Ein Morgen im Dezember

“Haben Sie Schweineöhrchen?” frage ich die hinter der Theke stehende Bäckereifachverkäuferin und wie ich gerade dabei bin den Mund wieder zuzumachen, bekomme ich auch schon ein schlechtes Gewissen, weil ich mir darüber Gedanken mache, dass die Dame vielleicht gar nicht weiß, was ich meine und sich nun von meiner allzu unbedacht vom Stapel gelassenen Frage persönlich bezüglich ihrer Ohren betroffen fühlen könnte.

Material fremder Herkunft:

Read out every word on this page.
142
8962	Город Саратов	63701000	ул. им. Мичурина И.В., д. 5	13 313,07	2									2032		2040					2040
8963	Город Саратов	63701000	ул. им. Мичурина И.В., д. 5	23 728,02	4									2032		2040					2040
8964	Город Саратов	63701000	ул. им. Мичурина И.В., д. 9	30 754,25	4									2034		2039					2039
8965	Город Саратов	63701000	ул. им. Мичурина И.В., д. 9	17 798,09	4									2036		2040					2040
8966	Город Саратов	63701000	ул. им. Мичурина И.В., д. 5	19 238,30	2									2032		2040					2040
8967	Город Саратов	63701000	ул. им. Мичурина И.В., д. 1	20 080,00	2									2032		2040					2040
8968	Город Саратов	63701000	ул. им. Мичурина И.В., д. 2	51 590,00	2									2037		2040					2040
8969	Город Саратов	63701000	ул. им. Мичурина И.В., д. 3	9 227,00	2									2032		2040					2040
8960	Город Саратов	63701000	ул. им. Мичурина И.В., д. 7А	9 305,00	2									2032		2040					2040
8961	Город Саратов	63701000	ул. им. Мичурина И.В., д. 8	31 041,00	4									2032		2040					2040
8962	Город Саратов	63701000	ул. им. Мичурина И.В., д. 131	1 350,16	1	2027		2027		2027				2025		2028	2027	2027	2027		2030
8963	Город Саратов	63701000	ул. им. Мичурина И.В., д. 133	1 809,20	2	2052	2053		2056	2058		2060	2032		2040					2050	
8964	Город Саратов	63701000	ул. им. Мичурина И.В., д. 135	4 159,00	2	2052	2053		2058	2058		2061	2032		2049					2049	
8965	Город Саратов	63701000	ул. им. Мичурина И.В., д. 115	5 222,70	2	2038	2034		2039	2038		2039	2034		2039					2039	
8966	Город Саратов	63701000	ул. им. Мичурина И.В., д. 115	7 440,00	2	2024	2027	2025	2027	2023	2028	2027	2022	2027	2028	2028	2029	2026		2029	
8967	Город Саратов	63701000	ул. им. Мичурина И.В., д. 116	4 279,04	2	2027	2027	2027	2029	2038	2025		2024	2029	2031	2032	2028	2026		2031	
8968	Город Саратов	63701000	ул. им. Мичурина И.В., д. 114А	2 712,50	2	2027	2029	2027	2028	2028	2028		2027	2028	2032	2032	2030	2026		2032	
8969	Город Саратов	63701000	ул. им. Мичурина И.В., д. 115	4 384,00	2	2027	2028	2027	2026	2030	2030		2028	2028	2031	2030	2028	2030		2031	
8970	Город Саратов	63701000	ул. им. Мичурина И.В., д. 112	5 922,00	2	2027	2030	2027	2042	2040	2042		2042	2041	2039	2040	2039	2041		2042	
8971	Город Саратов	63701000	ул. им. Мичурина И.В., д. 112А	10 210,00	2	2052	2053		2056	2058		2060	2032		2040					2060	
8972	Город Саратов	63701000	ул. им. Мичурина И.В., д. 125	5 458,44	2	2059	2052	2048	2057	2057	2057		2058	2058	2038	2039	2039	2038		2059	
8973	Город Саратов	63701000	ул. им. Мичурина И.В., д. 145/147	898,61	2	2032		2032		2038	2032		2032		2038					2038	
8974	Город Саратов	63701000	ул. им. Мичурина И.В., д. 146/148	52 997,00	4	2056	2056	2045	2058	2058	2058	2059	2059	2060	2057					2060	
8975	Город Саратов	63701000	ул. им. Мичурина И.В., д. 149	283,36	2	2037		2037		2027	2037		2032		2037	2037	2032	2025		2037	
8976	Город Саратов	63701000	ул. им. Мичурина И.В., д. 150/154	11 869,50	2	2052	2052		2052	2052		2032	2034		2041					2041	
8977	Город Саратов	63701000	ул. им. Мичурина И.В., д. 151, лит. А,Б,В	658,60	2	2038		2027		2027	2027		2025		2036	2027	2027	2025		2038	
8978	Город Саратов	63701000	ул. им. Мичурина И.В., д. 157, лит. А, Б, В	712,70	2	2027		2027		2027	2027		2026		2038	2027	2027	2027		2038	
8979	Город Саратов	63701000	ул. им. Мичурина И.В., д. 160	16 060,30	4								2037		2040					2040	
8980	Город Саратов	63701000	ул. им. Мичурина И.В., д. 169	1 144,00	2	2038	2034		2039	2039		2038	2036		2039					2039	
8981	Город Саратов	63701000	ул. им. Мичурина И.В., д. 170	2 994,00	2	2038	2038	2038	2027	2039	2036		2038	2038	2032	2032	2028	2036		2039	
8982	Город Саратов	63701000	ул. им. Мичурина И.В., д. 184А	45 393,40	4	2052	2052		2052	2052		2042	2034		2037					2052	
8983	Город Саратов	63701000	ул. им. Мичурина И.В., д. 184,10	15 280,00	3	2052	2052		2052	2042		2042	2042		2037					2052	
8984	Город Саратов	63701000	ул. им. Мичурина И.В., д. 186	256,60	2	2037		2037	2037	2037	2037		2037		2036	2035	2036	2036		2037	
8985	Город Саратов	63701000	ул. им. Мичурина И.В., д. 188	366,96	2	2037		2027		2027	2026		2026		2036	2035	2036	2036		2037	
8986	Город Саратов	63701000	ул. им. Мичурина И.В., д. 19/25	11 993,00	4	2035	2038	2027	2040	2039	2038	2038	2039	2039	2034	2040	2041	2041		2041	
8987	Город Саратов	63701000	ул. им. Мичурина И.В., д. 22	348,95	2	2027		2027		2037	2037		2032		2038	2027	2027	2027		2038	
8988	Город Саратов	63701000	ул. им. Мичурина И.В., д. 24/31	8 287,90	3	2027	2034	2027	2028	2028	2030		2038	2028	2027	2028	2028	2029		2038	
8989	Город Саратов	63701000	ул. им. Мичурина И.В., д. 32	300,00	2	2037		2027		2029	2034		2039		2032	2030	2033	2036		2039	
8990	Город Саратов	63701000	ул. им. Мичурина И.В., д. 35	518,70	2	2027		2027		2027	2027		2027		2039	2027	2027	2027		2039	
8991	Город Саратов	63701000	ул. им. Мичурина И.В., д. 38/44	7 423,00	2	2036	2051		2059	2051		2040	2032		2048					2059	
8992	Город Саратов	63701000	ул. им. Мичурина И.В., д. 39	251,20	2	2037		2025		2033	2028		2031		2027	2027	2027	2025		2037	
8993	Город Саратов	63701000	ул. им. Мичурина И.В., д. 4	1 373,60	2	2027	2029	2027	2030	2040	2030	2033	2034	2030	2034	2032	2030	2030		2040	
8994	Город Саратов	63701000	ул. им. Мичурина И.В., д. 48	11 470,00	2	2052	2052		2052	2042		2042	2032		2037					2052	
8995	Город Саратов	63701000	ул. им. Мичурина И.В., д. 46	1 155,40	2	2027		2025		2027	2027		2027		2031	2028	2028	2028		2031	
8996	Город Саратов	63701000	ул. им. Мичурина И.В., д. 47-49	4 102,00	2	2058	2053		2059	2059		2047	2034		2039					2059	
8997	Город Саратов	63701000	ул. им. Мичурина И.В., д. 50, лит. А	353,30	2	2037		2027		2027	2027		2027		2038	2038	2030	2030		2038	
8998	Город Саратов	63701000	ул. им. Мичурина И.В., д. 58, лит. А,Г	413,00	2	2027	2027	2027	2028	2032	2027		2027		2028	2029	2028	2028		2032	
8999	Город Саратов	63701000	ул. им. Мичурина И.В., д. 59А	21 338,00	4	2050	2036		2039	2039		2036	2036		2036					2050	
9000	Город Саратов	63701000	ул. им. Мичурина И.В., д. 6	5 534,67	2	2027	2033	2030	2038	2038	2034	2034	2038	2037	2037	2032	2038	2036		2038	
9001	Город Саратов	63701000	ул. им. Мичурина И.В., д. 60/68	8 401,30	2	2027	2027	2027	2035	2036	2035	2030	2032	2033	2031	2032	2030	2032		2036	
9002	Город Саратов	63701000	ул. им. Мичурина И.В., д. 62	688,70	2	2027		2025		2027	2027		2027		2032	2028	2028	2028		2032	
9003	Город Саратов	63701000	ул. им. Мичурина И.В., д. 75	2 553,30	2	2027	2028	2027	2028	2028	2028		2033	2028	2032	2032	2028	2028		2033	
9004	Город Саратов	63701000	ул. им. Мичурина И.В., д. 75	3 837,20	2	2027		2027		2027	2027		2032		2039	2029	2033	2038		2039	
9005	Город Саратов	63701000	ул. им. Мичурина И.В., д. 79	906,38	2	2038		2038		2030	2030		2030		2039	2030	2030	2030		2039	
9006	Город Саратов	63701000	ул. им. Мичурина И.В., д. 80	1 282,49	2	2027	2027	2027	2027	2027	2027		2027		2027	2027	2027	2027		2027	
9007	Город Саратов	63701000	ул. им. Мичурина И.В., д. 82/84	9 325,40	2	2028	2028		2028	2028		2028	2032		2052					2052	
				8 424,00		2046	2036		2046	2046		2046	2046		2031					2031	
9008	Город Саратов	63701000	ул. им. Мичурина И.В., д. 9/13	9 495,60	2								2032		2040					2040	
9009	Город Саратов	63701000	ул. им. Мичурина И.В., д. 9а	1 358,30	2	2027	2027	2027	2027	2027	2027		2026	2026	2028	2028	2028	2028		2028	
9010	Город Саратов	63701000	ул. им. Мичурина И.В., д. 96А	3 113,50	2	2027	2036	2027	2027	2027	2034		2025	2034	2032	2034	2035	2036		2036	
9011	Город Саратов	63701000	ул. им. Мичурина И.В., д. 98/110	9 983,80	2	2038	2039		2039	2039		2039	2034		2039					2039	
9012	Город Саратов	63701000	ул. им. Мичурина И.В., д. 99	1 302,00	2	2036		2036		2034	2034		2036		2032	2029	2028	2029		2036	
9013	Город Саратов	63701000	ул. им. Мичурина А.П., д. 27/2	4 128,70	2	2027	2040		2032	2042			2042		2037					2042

Aber die Bäckereifachverkäuferin, die hinter der Bäckerei-Theke ziemlich beengt und gestresst ihre Kreise zieht, dabei aber (das muss man lobend erwähnen) noch versucht jedem Kunden einen freundlichen und erwartungsfrohen Blick zu schenken, scheint ein Profi zu sein und weiß natürlich, was ich mit “Schweineöhrchen” meine.

Haben sie aber nicht.

Das war Bäckerei Nummer 3, die ich heute in meiner Mission mit Schweineöhrchen nach Hause zu kommen, erfolglos heimsuchte.

Heute scheint definitiv kein Schweineöhrchen-Tag hier in Hamm zu sein…. mehr noch: heute ist allgemein kein guter Tag um in Hamm einzukaufen – so scheint mir.

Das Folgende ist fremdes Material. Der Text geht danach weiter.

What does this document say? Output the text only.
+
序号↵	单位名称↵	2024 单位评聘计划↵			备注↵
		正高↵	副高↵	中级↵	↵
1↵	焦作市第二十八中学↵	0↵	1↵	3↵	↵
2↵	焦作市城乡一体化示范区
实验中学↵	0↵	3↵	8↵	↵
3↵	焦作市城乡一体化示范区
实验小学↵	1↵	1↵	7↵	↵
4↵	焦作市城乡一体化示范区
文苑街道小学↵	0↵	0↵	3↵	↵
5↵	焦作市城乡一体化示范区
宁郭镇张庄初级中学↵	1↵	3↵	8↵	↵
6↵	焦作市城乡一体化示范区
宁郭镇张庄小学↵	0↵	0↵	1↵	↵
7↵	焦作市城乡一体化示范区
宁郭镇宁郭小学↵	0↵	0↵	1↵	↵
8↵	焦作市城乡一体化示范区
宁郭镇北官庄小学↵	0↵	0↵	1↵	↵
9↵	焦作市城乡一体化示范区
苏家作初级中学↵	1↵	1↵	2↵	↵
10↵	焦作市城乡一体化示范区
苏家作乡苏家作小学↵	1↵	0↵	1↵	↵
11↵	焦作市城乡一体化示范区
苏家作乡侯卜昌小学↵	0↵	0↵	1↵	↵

In Ermangelung visueller Möglichkeiten möge sich der Leser dieser Zeilen einen flimmernden Tunnel voll Licht vorstellen, oder ein Wurmloch oder etwas in der Art, denn jetzt kommt ein Zeitsprung!

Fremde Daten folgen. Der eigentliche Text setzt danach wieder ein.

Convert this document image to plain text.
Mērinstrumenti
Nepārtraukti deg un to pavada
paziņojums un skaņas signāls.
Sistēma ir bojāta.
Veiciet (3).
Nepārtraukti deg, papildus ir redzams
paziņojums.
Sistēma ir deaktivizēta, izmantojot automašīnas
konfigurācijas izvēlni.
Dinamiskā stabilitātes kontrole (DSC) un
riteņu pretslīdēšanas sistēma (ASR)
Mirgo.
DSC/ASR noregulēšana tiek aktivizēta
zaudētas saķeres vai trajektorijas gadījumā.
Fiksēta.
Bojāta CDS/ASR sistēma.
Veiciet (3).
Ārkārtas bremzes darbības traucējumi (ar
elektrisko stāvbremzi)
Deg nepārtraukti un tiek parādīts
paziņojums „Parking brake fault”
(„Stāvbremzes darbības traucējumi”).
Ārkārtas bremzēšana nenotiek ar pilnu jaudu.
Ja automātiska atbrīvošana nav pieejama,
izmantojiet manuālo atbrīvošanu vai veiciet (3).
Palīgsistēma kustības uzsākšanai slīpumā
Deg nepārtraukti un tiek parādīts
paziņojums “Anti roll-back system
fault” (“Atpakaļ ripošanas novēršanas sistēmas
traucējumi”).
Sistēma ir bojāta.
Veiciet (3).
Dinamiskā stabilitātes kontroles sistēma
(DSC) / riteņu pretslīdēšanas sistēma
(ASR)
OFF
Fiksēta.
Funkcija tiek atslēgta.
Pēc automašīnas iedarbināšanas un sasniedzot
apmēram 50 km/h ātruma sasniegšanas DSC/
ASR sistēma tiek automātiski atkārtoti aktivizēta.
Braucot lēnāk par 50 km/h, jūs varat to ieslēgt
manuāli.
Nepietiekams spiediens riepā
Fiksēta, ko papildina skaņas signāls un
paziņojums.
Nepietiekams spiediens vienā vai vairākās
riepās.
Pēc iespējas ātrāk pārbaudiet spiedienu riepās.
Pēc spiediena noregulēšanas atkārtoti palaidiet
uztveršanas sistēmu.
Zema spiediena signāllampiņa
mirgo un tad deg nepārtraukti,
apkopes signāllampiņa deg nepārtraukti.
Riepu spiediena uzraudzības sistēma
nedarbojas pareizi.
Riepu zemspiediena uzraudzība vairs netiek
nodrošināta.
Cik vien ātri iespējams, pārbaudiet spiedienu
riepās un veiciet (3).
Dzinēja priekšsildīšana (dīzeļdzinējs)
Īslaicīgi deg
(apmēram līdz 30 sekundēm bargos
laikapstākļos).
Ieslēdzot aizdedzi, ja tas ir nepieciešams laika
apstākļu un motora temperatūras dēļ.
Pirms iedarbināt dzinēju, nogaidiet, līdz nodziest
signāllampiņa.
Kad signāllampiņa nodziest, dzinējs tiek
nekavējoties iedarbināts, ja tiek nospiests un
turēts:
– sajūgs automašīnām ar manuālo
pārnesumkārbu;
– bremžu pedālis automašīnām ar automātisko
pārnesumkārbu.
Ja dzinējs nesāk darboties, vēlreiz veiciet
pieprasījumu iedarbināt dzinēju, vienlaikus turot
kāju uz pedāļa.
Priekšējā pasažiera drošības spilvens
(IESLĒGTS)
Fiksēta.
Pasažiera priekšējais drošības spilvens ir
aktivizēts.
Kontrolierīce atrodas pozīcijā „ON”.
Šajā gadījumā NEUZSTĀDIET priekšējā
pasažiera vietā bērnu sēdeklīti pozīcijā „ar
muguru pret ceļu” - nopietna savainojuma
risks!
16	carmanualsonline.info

Am morgen dieses Tages um 09:04 Uhr.

Eigentlich nur von der Absicht beseelt mir aus dem Kleiderschrank im Schlafzimmer kurz ein paar Socken zu holen, damit ich mich auf den Weg zur Packstation machen kann, um den Ersatz für meine jüngst glorios abgerauchte Festplatte abzuholen bevor der samstagliche Einkaufswahnsinn losgeht, geruht meine Freundin für eben gerade nur so viele Augenblicke aus ihrem Schlaf zu erwachen, um mir in noch etwas verschlafenem Kauderwelsch mitzuteilen, ich möge von der Bäckerei eine Süßigkeit mitbringen.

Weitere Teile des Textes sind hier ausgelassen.